O depoimento de Lesbaupin, que deixou a ordem dos dominicanos em 1977, é uma das peças principais do dossiê sobre a morte do guerrilheiro, entregue ontem na Comissão Especial de Mortos e Desaparecidos.
Ontem pela manhã, Lesbaupin deu a seguinte entrevista à Folha:
Folha - O que o senhor viu na noite de 4 de novembro de 1969?
Lesbaupin - Marighella chegou a pé e sozinho. Ele veio da calçada, entrando na rua pela esquina (das alamedas Casa Branca e Lorena). Eu o vi atravessando a rua. O carro que nos levou ao local foi o Fusca azul, o mesmo onde Marighella foi encontrado, e não um carro do Dops. Esse Fusca azul era usado nos contatos com ele.
Folha - O sr. sabia que o carro estava com os policiais?
Lesbaupin - Não tenho certeza. Nós (Lesbaupin e o frei Fernando Brito, também dominicano) fomos presos dia 2 no Rio. O convento de Perdizes (em São Paulo) foi invadido no dia 3. Aí eu acho que pegaram o carro, que estava lá. Folha - Muitos militantes da ALN souberam da prisão. Como, mesmo assim, Marighella foi ao encontro?

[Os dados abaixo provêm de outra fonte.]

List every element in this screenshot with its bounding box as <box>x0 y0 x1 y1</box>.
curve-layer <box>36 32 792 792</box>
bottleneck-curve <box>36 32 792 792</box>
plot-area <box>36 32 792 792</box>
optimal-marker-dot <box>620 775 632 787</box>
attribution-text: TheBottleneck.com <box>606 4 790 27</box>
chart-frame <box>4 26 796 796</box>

Lesbaupin - Nós estranhamos isso. Não fomos só nós os utilizados para pegá-lo. Teve algo mais. Quando eles pegavam alguém, usavam essa pessoa desde o primeiro momento, mas nós fomos pegos no domingo e Fernando só foi levado para a livraria Duas Cidades (onde recebia os telefonemas de Marighella) na terça à tarde. O que nós podíamos informar à polícia sob tortura? Que a gente tinha contatos, que o contato era feito naquele lugar, como era feito o telefonema. Mas não podíamos dizer quando ele ia nos ligar, porque não sabíamos. No domingo à noite, depois das torturas, eles insistiram muito em que íamos ter um contato logo. Como eles sabiam se eu não sabia? Alguém sob tortura pode ter falado.
Folha - Como foi a operação?
Lesbaupin - Era uma baita operação. De noitinha, fui levado para o andar onde eram feitos os interrogatórios. Muitos policiais, agitação total. Era por volta das 19h. Fleury rodava de um lado para o outro. Saímos todos ao mesmo tempo. Depois soubemos que eram cerca de 40 policiais.
Folha - Quando ele apareceu, o que aconteceu?
Lesbaupin - Eu o vi se aproximando. Nessa hora, os caras abriram a porta do lado do carona e nos puxaram para fora. Foi nesse momento que os tiros começaram. Teve algum grito dos policiais para ele. Não sei o teor, mas foi questão de um segundo antes de começarem a atirar. Durou algum tempo. Tiros, muitos tiros. Aí ouvi a voz de Fleury, dizendo que havia acabado.